On-line version ISSN 2523-3106


VERDIER, Mônica et al. Panniculitis in childhood-onset systemic lupus erythematosus: a multicentric cohort study. Adv. rheumatol. [online]. 2019, vol.59, 3.  Epub July 29, 2019. ISSN 2523-3106.


To evaluate prevalence, clinical manifestations, laboratory abnormalities, treatment and outcome in a multicenter cohort of childhood-onset systemic lupus erythematosus (cSLE) patients with and without panniculitis.

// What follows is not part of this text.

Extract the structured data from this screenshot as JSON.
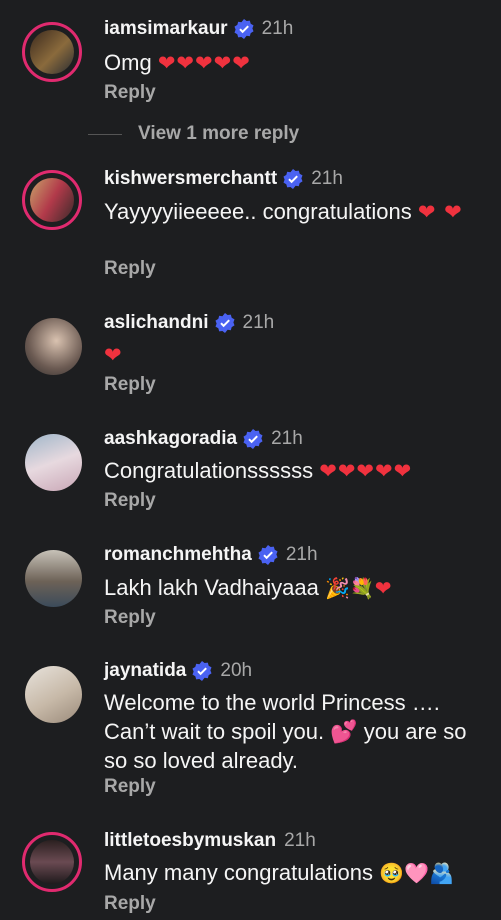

Panniculitis was diagnosed due to painful subcutaneous nodules and/or plaques in deep dermis/subcutaneous tissues and lobular/mixed panniculitis with lymphocytic lobular inflammatory infiltrate in skin biopsy. Statistical analysis was performed using Bonferroni correction(p < 0.004).


Panniculitis was observed in 6/847(0.7%) cSLE. Painful subcutaneous erythematosus and indurated nodules were observed in 6/6 panniculitis patients and painful subcutaneous plaques in 4/6. Generalized distribution was evidenced in 3/6 and localized in upper limbs in 2/6 and face in 1/6. Cutaneous hyperpigmentation and/or cutaneous atrophy occurred in 5/6. Histopathology features showed lobular panniculitis without vasculitis in 5/6(one of them had concomitant obliterative vasculopathy due to antiphospholipid syndrome) and panniculitis with vasculitis in 1/6. Comparison between cSLE with panniculitis and 60 cSLE without panniculitis with same disease duration [2.75(0-11.4) vs. 2.83(0-11.8) years,p = 0.297], showed higher frequencies of constitutional involvement (67% vs. 10%,p = 0.003) and leukopenia (67% vs. 7%,p = 0.002). Cutaneous atrophy and hyperpigmentation occurred in 83% of patients.


Panniculitis is a rare skin manifestation of cSLE occurring in the first three years of disease with considerable sequelae. The majority of patients have concomitant mild lupus manifestations.

Keywords : Lupus erythematosus panniculits; Childhood; Systemic lupus erythematosus and multicenter study.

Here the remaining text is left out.